7.19.2012

A propos du Parti Pirate

La question centrale de la politique est sa correspondance avec son époque, l'écho qu'elle est et provoque sur un instant donné de l'histoire.
Il n'est pas de savoir le niveau de mensonge ou de vérité répandu, ni de s'interroger sur la différence entre les partis, mais bien de se demander si le message idéologique primale s'accorde avec les données actuelles de la demande.
La politique est un rapport économique qui doit être à même de gérer les manques et les besoins du citoyen.
La politique comme pouvoir est la réponse proposée aux manques et besoins, non pas la réalisation d'un projet qui réduirait ou effacerait ce manque et comblerait ce besoin, mais la cristallisation consciente d'une frustration, sa pose collective sur la place publique, son spectacle et son sacrifice comme exutoire opérant et suffisant.

Le problème principal auquel se trouve confronté un parti politique est de pouvoir comprendre les desiderata de son électorat, de les anticiper-même pour pouvoir entièrement et pleinement les représenter. Il se peut tout à fait qu'il garde des réflexes, des automatismes, une manière tant que cette manière n'apparaît pas à l'électorat réel de ce parti comme n'ayant plus d'assise sur l'appréciation que cet électorat à de la réalité.

On fonctionne par mots-clés et on rattache spectaculairement la réalité à ces mots-clés, on la suffit à eux. On évolue en fonction du niveau de conscience du peuple, on transfère sémantiquement le manque, le besoin et la réponse-type.

Mais il peut arriver un point du temps, de la réalité historique où le projet-même et les mots-clés attenants soient dépassés et deviennent relativement inopérant. C'est le cas lorsque la société dans sa forme s'accélère et que le surplus de forme conditionne les bases d'un nouveau fond, encore indéfini.

La totalité spectaculaire dans son engendrement de l'égo-mythe et de son conditionnement bureaucratique à créer un être polyphrène et la constante de sa déstructuration.
Nous sommes des twitters compulsifs et warholiens, majoritairement salariés, quotidiennement consommateurs et périodiquement citoyens.
Nous avons des désirs, des aspirations, des environnements, des conditionnements qu'aucun parti politique ne peut englober, ni comprendre et encore moins résoudre.

La société voulue par le capitalisme spectaculaire a engendré un être parfaitement dompté, moi, mais qui ne se retrouve dans aucun projet idéologique,
ou pour être plus clair, dans aucun projet collectif.
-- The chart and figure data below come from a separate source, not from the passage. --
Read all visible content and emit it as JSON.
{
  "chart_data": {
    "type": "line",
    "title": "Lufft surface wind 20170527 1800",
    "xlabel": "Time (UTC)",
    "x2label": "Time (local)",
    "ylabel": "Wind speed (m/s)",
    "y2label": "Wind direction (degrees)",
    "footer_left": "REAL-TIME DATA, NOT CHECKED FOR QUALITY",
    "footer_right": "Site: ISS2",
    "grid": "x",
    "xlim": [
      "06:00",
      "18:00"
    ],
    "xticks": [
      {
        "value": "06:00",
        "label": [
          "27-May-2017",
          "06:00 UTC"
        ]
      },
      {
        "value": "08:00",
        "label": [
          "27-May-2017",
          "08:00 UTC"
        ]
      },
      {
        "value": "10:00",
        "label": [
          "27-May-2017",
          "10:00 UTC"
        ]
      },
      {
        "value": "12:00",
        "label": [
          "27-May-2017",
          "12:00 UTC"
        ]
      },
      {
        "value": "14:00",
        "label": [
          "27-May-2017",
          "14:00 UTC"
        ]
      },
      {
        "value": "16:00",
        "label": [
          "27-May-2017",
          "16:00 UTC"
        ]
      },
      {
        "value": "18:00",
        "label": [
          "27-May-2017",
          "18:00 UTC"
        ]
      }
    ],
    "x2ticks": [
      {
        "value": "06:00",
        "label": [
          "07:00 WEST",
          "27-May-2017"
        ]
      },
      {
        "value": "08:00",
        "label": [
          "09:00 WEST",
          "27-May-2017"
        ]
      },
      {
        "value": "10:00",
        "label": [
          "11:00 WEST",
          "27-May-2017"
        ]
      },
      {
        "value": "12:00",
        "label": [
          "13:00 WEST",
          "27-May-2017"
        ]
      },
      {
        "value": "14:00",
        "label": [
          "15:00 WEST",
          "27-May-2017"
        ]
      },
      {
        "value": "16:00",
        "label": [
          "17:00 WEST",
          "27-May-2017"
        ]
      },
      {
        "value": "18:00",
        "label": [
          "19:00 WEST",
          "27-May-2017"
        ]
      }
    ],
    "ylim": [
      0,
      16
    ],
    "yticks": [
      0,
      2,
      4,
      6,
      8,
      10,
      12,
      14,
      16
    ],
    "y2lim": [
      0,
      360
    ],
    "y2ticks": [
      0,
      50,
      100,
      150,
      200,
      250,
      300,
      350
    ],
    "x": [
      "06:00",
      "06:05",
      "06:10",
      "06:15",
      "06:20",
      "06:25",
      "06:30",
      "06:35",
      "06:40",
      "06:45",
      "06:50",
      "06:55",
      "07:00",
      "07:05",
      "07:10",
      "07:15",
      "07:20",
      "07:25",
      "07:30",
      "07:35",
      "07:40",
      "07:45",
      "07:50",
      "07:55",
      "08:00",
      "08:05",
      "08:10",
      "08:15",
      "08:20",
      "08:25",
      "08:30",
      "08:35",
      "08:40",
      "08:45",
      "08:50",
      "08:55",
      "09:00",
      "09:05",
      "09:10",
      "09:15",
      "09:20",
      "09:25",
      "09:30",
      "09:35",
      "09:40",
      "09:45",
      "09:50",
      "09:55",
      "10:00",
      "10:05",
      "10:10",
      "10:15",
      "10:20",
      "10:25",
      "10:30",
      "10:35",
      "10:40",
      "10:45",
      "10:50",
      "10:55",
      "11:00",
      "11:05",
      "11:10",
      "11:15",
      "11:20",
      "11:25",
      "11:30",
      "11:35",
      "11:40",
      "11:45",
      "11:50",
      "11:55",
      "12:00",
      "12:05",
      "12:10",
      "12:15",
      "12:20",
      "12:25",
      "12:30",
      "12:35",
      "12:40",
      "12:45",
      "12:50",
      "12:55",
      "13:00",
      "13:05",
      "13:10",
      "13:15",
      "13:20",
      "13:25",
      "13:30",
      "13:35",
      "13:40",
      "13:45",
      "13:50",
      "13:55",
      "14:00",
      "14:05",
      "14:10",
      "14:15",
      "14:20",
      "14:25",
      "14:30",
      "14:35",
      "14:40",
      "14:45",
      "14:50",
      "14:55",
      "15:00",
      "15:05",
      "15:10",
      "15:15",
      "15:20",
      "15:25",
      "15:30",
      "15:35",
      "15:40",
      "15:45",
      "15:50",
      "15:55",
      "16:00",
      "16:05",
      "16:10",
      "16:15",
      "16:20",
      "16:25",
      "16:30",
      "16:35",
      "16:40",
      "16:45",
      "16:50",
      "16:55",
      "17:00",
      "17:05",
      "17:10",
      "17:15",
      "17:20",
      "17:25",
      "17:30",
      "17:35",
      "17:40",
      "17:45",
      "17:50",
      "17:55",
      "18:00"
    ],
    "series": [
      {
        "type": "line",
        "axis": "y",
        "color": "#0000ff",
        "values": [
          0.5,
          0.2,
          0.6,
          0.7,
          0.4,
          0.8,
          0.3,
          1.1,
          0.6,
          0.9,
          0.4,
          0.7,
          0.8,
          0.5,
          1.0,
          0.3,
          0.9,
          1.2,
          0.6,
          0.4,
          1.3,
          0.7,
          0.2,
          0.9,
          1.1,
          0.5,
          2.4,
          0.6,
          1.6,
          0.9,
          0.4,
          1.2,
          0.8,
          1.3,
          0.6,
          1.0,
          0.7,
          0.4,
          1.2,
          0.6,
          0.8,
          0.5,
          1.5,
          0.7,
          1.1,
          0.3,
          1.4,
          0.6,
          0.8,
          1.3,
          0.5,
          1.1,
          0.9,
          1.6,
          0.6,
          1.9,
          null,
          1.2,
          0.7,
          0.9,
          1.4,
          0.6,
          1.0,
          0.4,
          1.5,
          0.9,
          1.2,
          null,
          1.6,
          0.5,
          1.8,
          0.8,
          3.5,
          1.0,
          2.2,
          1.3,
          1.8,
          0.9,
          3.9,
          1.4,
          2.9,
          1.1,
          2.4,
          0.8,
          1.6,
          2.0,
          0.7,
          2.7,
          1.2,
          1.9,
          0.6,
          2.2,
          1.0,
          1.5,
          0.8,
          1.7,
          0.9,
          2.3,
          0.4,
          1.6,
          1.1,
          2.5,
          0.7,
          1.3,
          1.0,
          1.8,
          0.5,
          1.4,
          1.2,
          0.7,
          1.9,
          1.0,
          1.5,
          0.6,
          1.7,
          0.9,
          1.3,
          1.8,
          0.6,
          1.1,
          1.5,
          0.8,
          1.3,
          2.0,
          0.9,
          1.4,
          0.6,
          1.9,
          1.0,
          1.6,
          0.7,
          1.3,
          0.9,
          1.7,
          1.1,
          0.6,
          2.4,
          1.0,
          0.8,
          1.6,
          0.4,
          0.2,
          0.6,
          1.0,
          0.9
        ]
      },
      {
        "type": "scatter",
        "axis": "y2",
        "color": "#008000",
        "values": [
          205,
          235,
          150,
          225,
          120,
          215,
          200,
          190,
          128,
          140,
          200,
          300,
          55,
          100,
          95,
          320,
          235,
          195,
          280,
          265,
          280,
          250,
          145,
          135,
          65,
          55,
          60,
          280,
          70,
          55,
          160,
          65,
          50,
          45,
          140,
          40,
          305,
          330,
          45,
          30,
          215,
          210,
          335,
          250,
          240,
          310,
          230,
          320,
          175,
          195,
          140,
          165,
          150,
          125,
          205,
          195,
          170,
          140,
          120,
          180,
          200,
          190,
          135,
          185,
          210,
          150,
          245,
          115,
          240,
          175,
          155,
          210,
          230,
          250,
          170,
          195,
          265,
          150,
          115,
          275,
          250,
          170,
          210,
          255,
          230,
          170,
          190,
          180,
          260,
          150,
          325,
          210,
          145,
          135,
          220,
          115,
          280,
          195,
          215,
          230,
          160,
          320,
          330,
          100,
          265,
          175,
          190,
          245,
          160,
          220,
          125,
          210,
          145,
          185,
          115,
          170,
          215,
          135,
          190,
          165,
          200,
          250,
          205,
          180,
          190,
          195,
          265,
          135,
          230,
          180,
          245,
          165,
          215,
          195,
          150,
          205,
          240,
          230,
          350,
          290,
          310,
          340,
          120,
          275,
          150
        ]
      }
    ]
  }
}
Je ne peux que vouloir être la naissance d'un projet collectif, en être le maître adoré mais je ne veux en aucun cas être responsable de quoi que ce soit, je veux être le mot qui pousse et l'absence de conséquence de ce mot.
Je suis le jour terré dans la nuit.


L'émergence d'un parti appelé Pirate, qui se présente et gagne des élections sans aucun programme, sans aucune idée, sans aucun projet, sans aucune perspective et sans aucune cohérence est non pas la marque d'une défiance, d'une démission, d'un désintérêt d'une partie du corps électoral, mais bien la conscience claire et précise de ce même-corps non seulement d'une incapacité des partis traditionnels à être ici-et-maintenant,
mais également de l'absence totale d'être de la société occidentale.



Le Parti Pirate est le miroir exactement flou d'une société parfaitement et volontairement déstructurée.


Le Parti Pirate prône une liberté sans la définir, liberté dans laquelle peut se retrouver sans aucun problème un fasciste futuriste, un gauliste keynésien et un écologiste libéral.



C'est là, le réel intérêt de l'émergence de ce parti, du moins en Allemagne, la France vivant toujours dans l'écho de 68, de montrer à la fois, comme un parfait reflet, une société délitée et instructurée et son désir citoyen profond d'être politique et politisé,
en somme le désir de se structurer à nouveau, la volonté d'équilibre dans le collectif.

Mais sommes-nous prêts à la privation de l'égo, ne serait-ce que parcellaire?